I cant seem to figure out how to generate random float numbers between 0.00 and 4.00 using the rand() function. For example: 3.21

Any help is appreciated, thanks.
 
Code:
#include <stdio>
#include <stdlib.h>//I think .h? I don't use C++ much

int main(int argc, char *argv[]) {
 double rGPA = 0.;
 rGPA = ((double)rand()/(double)RAND_MAX)*4.;
 std::cout << "The random GPA is: " << rGPA << std::endl;
}

So basically, what you've got is:
a random number between 0 and RAND_MAX, divided by RAND_MAX. This should yield a floating point value between 0 and 1. You then quadruple that thing, and get a random number between 0 and 4. This probably isn't that rigorous, but rand() is only pseudorandom to begin with, so it's probably good enough for government work. I honestly don't have any suggestions on adding to the randomosity other than pointing a webcam at a lava lamp and summing/xor'ing/etc. its CMYK and RGB (plus intensity) using 8-bit values for each to get 64-bits per pixel, then treating the resulting 64-bit value as a double. You could just make an array that is sizeof(double)/sizeof(int) long, filling in each element with the result of rand(), then memcpy'ing those total bytes over to a double. You'd then need to do some sort of double modulo 4.(see here: http://bytes.com/topic/c/answers/495889-modulus-double-variables), but that's probably a little weird, though it should work, too.

-Lee
 
Thanks.

Now how would i go about limiting the decimals places?

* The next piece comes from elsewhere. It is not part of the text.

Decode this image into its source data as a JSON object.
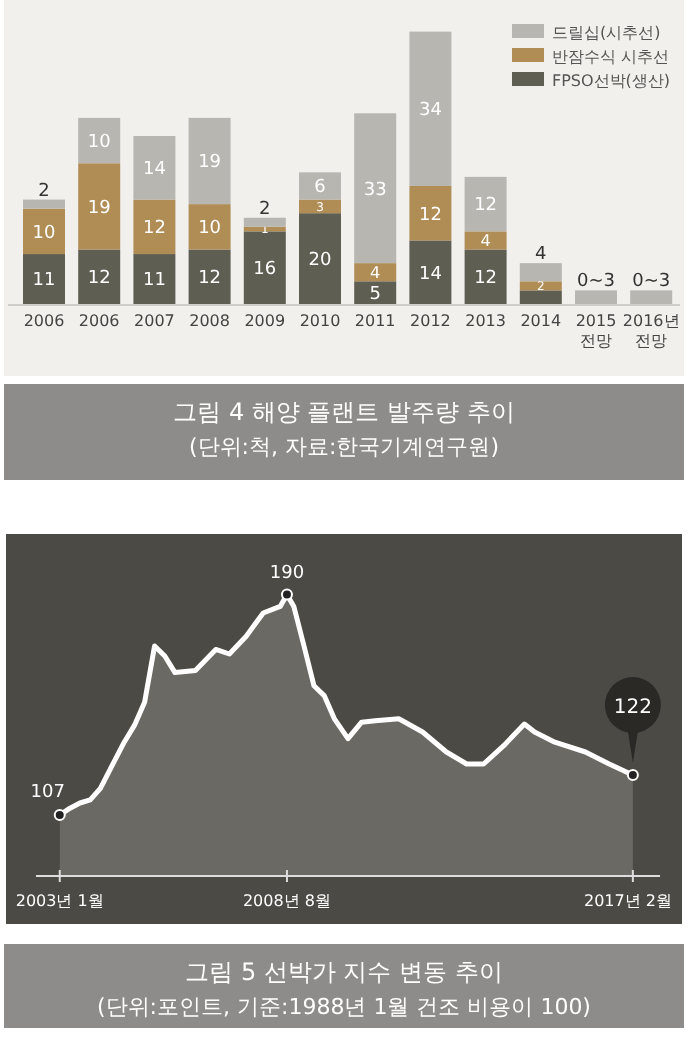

I want something like 2.14 and not 2.1465242
 
lee1210 you're quick I was just about to post pretty much the same thing, checked to see if anyone responded and of course there you were.

Code:
#include <climits>
#include <iostream>

#include <ctime>

int main(int argc, char* const argv[])
{
    srand(time(NULL));
    for ( int i = 0; i < 100; i++ )
    {
        std::cout << "Value: " << (4.0 * (rand() / (double)RAND_MAX)) << std::endl;
    }

    return 0;
}
 
Now that the OP has clarified, I would like to stress that this isn't a floating point issue at all, so you should use shifted fixed point math for this. Use a short or int, and use rand() to get a value between 0 and RAND_MAX. Then use mod 401 to get a value between 0 and 400. Yes, this means your lower bits are all that get used. Oh well. Again, this isn't rigorous, but rand() in modern libraries should give the same randomisity across all bits, though that hasn't always been the case. Do integer math for everything until you need to display, then display as:
Code:
std::cout << value / 100 << "." << value % 100 << std::endl;
This way all of your math is exact, and you don't have to deal with poor estimation of floating point math.

-Lee
 
Still a bit new to C++, but what is the difference between srand() and rand()?

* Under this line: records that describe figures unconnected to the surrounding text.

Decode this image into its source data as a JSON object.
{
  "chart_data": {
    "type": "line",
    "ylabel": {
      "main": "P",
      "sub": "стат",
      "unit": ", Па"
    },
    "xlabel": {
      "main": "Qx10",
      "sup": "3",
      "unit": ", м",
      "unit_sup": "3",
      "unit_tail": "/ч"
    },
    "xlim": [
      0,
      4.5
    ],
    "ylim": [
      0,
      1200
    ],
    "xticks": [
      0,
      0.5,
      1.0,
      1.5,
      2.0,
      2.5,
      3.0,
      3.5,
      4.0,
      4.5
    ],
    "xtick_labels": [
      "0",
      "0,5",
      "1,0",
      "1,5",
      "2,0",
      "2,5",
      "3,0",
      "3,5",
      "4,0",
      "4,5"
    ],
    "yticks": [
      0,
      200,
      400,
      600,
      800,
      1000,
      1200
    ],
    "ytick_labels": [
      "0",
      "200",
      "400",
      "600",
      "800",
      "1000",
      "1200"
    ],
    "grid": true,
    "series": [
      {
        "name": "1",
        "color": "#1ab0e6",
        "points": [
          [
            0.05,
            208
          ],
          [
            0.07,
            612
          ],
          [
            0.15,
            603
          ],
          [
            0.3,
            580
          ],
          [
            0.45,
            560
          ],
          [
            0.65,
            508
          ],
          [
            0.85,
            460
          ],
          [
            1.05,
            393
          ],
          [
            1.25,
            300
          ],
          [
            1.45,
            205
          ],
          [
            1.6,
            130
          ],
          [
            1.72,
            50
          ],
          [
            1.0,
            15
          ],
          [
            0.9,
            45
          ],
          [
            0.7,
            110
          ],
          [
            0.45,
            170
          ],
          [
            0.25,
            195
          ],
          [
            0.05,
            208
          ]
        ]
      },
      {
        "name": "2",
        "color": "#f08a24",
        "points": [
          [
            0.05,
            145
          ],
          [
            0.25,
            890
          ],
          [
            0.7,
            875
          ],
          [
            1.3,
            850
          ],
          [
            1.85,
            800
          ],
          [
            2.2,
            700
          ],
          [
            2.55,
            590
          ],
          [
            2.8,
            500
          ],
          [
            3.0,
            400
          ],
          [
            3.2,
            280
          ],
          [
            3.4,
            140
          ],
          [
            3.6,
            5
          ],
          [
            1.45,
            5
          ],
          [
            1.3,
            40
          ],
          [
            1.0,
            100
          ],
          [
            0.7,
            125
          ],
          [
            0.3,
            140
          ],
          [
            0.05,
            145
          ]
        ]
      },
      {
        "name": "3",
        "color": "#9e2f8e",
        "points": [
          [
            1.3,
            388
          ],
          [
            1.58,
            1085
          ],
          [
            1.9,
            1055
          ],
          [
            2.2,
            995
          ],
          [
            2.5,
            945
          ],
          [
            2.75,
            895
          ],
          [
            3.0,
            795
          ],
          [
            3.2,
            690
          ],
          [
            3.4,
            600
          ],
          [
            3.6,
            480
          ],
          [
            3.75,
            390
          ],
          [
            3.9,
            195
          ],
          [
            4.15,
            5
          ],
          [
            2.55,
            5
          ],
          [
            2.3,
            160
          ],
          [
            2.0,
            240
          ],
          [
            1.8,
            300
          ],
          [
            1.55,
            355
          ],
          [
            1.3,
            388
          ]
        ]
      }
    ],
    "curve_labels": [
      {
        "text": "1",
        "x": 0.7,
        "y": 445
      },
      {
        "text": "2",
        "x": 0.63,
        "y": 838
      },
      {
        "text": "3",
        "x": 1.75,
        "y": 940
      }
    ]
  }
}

I noticed that as i ran my code multiple times - though the numbers do seem random, i get the same sequence each time i run it. Any way to prevent/change that?
 
Still a bit new to C++, but what is the difference between srand() and rand()?

I noticed that as i ran my code multiple times - though the numbers do seem random, i get the same sequence each time i run it. Any way to prevent/change that?

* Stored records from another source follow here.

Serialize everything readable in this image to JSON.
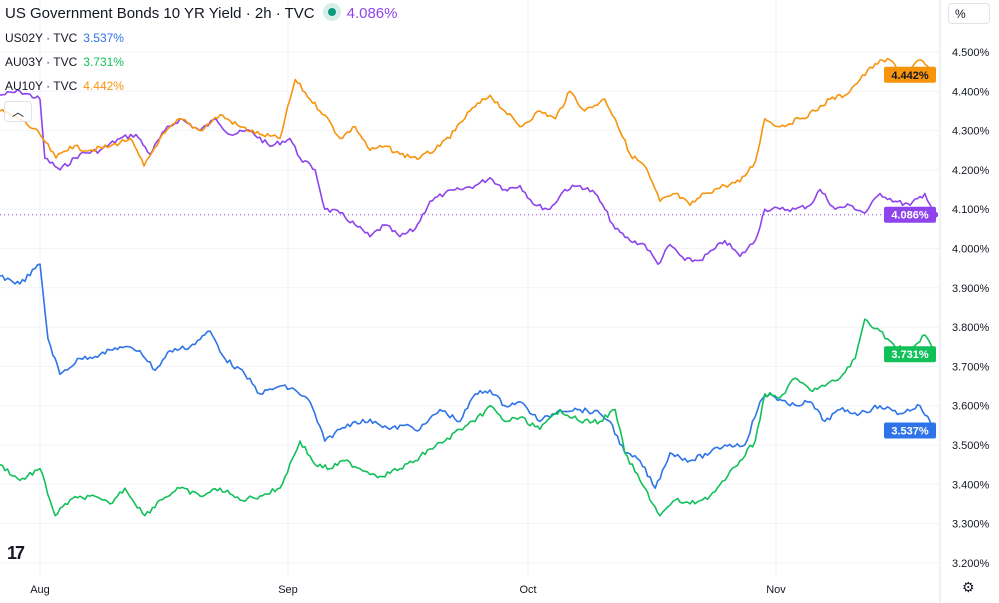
{
  "legend": {
    "main": {
      "title": "US Government Bonds 10 YR Yield · 2h · TVC",
      "value": "4.086%"
    },
    "items": [
      {
        "symbol": "US02Y · TVC",
        "value": "3.537%"
      },
      {
        "symbol": "AU03Y · TVC",
        "value": "3.731%"
      },
      {
        "symbol": "AU10Y · TVC",
        "value": "4.442%"
      }
    ]
  },
  "scale_button": "%",
  "collapse_icon": "chevron-up-icon",
  "settings_icon": "gear-icon",
  "logo": "TradingView",
  "chart_data": {
    "type": "line",
    "title": "US Government Bonds 10 YR Yield · 2h · TVC",
    "x_unit": "days since Aug 1",
    "x_ticks": [
      {
        "label": "Aug",
        "day": 0
      },
      {
        "label": "Sep",
        "day": 31
      },
      {
        "label": "Oct",
        "day": 61
      },
      {
        "label": "Nov",
        "day": 92
      }
    ],
    "y_ticks": [
      "4.500%",
      "4.400%",
      "4.300%",
      "4.200%",
      "4.100%",
      "4.000%",
      "3.900%",
      "3.800%",
      "3.700%",
      "3.600%",
      "3.500%",
      "3.400%",
      "3.300%",
      "3.200%"
    ],
    "ylim": [
      3.2,
      4.5
    ],
    "xlim": [
      -5,
      112
    ],
    "grid": true,
    "series": [
      {
        "name": "US10Y",
        "color": "#8e44ec",
        "last_label": "4.086%",
        "points": [
          [
            -5,
            4.39
          ],
          [
            -2.5,
            4.4
          ],
          [
            0,
            4.38
          ],
          [
            0.6,
            4.23
          ],
          [
            2.5,
            4.2
          ],
          [
            5,
            4.24
          ],
          [
            7.5,
            4.25
          ],
          [
            10,
            4.28
          ],
          [
            12,
            4.29
          ],
          [
            13.75,
            4.24
          ],
          [
            15.6,
            4.3
          ],
          [
            17.5,
            4.33
          ],
          [
            20,
            4.3
          ],
          [
            22,
            4.33
          ],
          [
            23.75,
            4.29
          ],
          [
            26.25,
            4.3
          ],
          [
            28.75,
            4.26
          ],
          [
            31.25,
            4.28
          ],
          [
            32.5,
            4.23
          ],
          [
            34.4,
            4.2
          ],
          [
            35.6,
            4.1
          ],
          [
            37.5,
            4.09
          ],
          [
            39.4,
            4.06
          ],
          [
            41.25,
            4.03
          ],
          [
            43.1,
            4.06
          ],
          [
            45,
            4.03
          ],
          [
            46.9,
            4.05
          ],
          [
            48.75,
            4.12
          ],
          [
            50.6,
            4.14
          ],
          [
            52.5,
            4.15
          ],
          [
            54.4,
            4.16
          ],
          [
            56.25,
            4.18
          ],
          [
            58.1,
            4.15
          ],
          [
            60,
            4.16
          ],
          [
            61.9,
            4.11
          ],
          [
            63.75,
            4.1
          ],
          [
            65.6,
            4.15
          ],
          [
            67.5,
            4.16
          ],
          [
            69.4,
            4.14
          ],
          [
            70.6,
            4.1
          ],
          [
            71.9,
            4.05
          ],
          [
            73.75,
            4.02
          ],
          [
            75.6,
            4.01
          ],
          [
            77.25,
            3.96
          ],
          [
            78.75,
            4.01
          ],
          [
            80.6,
            3.97
          ],
          [
            82.5,
            3.97
          ],
          [
            84.4,
            4.0
          ],
          [
            85.6,
            4.02
          ],
          [
            87.5,
            3.98
          ],
          [
            89.4,
            4.02
          ],
          [
            90.6,
            4.1
          ],
          [
            92.5,
            4.1
          ],
          [
            94.4,
            4.1
          ],
          [
            96.25,
            4.11
          ],
          [
            97.5,
            4.15
          ],
          [
            99.4,
            4.1
          ],
          [
            101.25,
            4.11
          ],
          [
            103.1,
            4.09
          ],
          [
            105,
            4.14
          ],
          [
            106.9,
            4.12
          ],
          [
            108.75,
            4.11
          ],
          [
            110.6,
            4.14
          ],
          [
            111.9,
            4.086
          ]
        ]
      },
      {
        "name": "AU10Y",
        "color": "#f7940c",
        "last_label": "4.442%",
        "points": [
          [
            -5,
            4.35
          ],
          [
            -2.5,
            4.33
          ],
          [
            0,
            4.29
          ],
          [
            2,
            4.23
          ],
          [
            3.75,
            4.26
          ],
          [
            6.25,
            4.25
          ],
          [
            8.75,
            4.26
          ],
          [
            11.25,
            4.28
          ],
          [
            13,
            4.21
          ],
          [
            15,
            4.28
          ],
          [
            17.5,
            4.33
          ],
          [
            20,
            4.3
          ],
          [
            22.5,
            4.34
          ],
          [
            25,
            4.31
          ],
          [
            27.5,
            4.29
          ],
          [
            30,
            4.28
          ],
          [
            31.9,
            4.43
          ],
          [
            33.75,
            4.38
          ],
          [
            35.6,
            4.34
          ],
          [
            37.5,
            4.28
          ],
          [
            39.4,
            4.31
          ],
          [
            41.25,
            4.25
          ],
          [
            43.1,
            4.26
          ],
          [
            45,
            4.24
          ],
          [
            47.5,
            4.23
          ],
          [
            50,
            4.26
          ],
          [
            51.9,
            4.3
          ],
          [
            53.75,
            4.35
          ],
          [
            56.25,
            4.39
          ],
          [
            58.1,
            4.35
          ],
          [
            60,
            4.31
          ],
          [
            62.5,
            4.35
          ],
          [
            64.4,
            4.33
          ],
          [
            66.25,
            4.4
          ],
          [
            68.1,
            4.35
          ],
          [
            70.6,
            4.38
          ],
          [
            71.9,
            4.33
          ],
          [
            73.75,
            4.24
          ],
          [
            75.6,
            4.21
          ],
          [
            77.5,
            4.12
          ],
          [
            79.4,
            4.14
          ],
          [
            81.25,
            4.11
          ],
          [
            83.1,
            4.14
          ],
          [
            85.6,
            4.16
          ],
          [
            87.5,
            4.17
          ],
          [
            89.4,
            4.22
          ],
          [
            90.6,
            4.33
          ],
          [
            92.5,
            4.31
          ],
          [
            95,
            4.33
          ],
          [
            96.9,
            4.35
          ],
          [
            98.75,
            4.38
          ],
          [
            100.6,
            4.39
          ],
          [
            102.5,
            4.43
          ],
          [
            104.4,
            4.47
          ],
          [
            106.25,
            4.48
          ],
          [
            108.1,
            4.44
          ],
          [
            110,
            4.48
          ],
          [
            111.9,
            4.442
          ]
        ]
      },
      {
        "name": "US02Y",
        "color": "#2e74e8",
        "last_label": "3.537%",
        "points": [
          [
            -5,
            3.93
          ],
          [
            -2.5,
            3.91
          ],
          [
            0,
            3.96
          ],
          [
            1,
            3.77
          ],
          [
            2.5,
            3.68
          ],
          [
            5,
            3.72
          ],
          [
            7.5,
            3.73
          ],
          [
            10,
            3.75
          ],
          [
            12.5,
            3.74
          ],
          [
            14.4,
            3.69
          ],
          [
            16.25,
            3.74
          ],
          [
            18.75,
            3.75
          ],
          [
            21.25,
            3.79
          ],
          [
            23.1,
            3.72
          ],
          [
            25.6,
            3.68
          ],
          [
            27.5,
            3.63
          ],
          [
            30,
            3.65
          ],
          [
            31.9,
            3.64
          ],
          [
            33.75,
            3.61
          ],
          [
            35.6,
            3.51
          ],
          [
            37.5,
            3.54
          ],
          [
            39.4,
            3.56
          ],
          [
            41.9,
            3.56
          ],
          [
            43.75,
            3.54
          ],
          [
            45.6,
            3.55
          ],
          [
            47.5,
            3.54
          ],
          [
            50,
            3.59
          ],
          [
            52.5,
            3.56
          ],
          [
            54.4,
            3.63
          ],
          [
            56.25,
            3.64
          ],
          [
            58.1,
            3.6
          ],
          [
            60,
            3.61
          ],
          [
            62.5,
            3.56
          ],
          [
            65,
            3.59
          ],
          [
            67.5,
            3.59
          ],
          [
            70,
            3.58
          ],
          [
            71.25,
            3.56
          ],
          [
            73.1,
            3.48
          ],
          [
            75,
            3.46
          ],
          [
            76.9,
            3.39
          ],
          [
            78.75,
            3.48
          ],
          [
            81.25,
            3.46
          ],
          [
            83.75,
            3.48
          ],
          [
            85.6,
            3.5
          ],
          [
            88.1,
            3.5
          ],
          [
            90,
            3.61
          ],
          [
            91.25,
            3.63
          ],
          [
            93.75,
            3.6
          ],
          [
            96.25,
            3.61
          ],
          [
            98.1,
            3.56
          ],
          [
            100,
            3.59
          ],
          [
            102.5,
            3.58
          ],
          [
            105,
            3.6
          ],
          [
            107.5,
            3.58
          ],
          [
            110,
            3.6
          ],
          [
            111.9,
            3.537
          ]
        ]
      },
      {
        "name": "AU03Y",
        "color": "#12c05a",
        "last_label": "3.731%",
        "points": [
          [
            -5,
            3.45
          ],
          [
            -2.5,
            3.41
          ],
          [
            0,
            3.44
          ],
          [
            1.9,
            3.32
          ],
          [
            3.75,
            3.36
          ],
          [
            6.25,
            3.37
          ],
          [
            8.75,
            3.35
          ],
          [
            10.6,
            3.39
          ],
          [
            13.1,
            3.32
          ],
          [
            15,
            3.36
          ],
          [
            17.5,
            3.39
          ],
          [
            20,
            3.37
          ],
          [
            22.5,
            3.39
          ],
          [
            25,
            3.36
          ],
          [
            27.5,
            3.37
          ],
          [
            30,
            3.39
          ],
          [
            32.5,
            3.51
          ],
          [
            34.4,
            3.45
          ],
          [
            36.25,
            3.44
          ],
          [
            38.1,
            3.46
          ],
          [
            40,
            3.44
          ],
          [
            42.5,
            3.42
          ],
          [
            45,
            3.44
          ],
          [
            46.9,
            3.46
          ],
          [
            48.75,
            3.49
          ],
          [
            50.6,
            3.51
          ],
          [
            52.5,
            3.54
          ],
          [
            54.4,
            3.56
          ],
          [
            56.25,
            3.6
          ],
          [
            58.1,
            3.56
          ],
          [
            60,
            3.57
          ],
          [
            62.5,
            3.54
          ],
          [
            65,
            3.59
          ],
          [
            67.5,
            3.56
          ],
          [
            70,
            3.56
          ],
          [
            71.9,
            3.59
          ],
          [
            73.1,
            3.48
          ],
          [
            75,
            3.41
          ],
          [
            77.5,
            3.32
          ],
          [
            79.4,
            3.36
          ],
          [
            81.25,
            3.35
          ],
          [
            83.75,
            3.37
          ],
          [
            85.6,
            3.41
          ],
          [
            87.5,
            3.46
          ],
          [
            89.4,
            3.51
          ],
          [
            90.6,
            3.63
          ],
          [
            92.5,
            3.62
          ],
          [
            94.4,
            3.67
          ],
          [
            96.25,
            3.64
          ],
          [
            98.1,
            3.65
          ],
          [
            100,
            3.67
          ],
          [
            101.9,
            3.72
          ],
          [
            103.1,
            3.82
          ],
          [
            105,
            3.79
          ],
          [
            106.9,
            3.75
          ],
          [
            108.75,
            3.74
          ],
          [
            110.6,
            3.78
          ],
          [
            111.9,
            3.731
          ]
        ]
      }
    ]
  }
}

That's so you can debug. Once you're ready, you have to seed the pseudorandom number generator with srand. People often use time(NULL) to pass in the current time as the seed.

-Lee
 
I honestly don't have any suggestions on adding to the randomosity other than pointing a webcam at a lava lamp and summing/xor'ing/etc. its CMYK and RGB (plus intensity) using 8-bit values for each to get 64-bits per pixel, then treating the resulting 64-bit value as a double. You could just make an array that is sizeof(double)/sizeof(int) long, filling in each element with the result of rand(), then memcpy'ing those total bytes over to a double. You'd then need to do some sort of double modulo 4.(see here: http://bytes.com/topic/c/answers/495889-modulus-double-variables), but that's probably a little weird, though it should work, too.

-Lee

Can you code this up for me? ;)
 
... CMYK and RGB (plus intensity) using 8-bit values for each to get 64-bits per pixel, then treating the resulting 64-bit value as a double. You could just make an array that is sizeof(double)/sizeof(int) long, filling in each element with the result of rand(), then memcpy'ing those total bytes over to a double.

Gotta be careful with that. NaNs, zeros, infinities, and denormalized values will play havoc if they show up in the bit patterns.

Personally, I'd just read bytes from /dev/random, which on Mac OS X uses the Yarrow algorithm.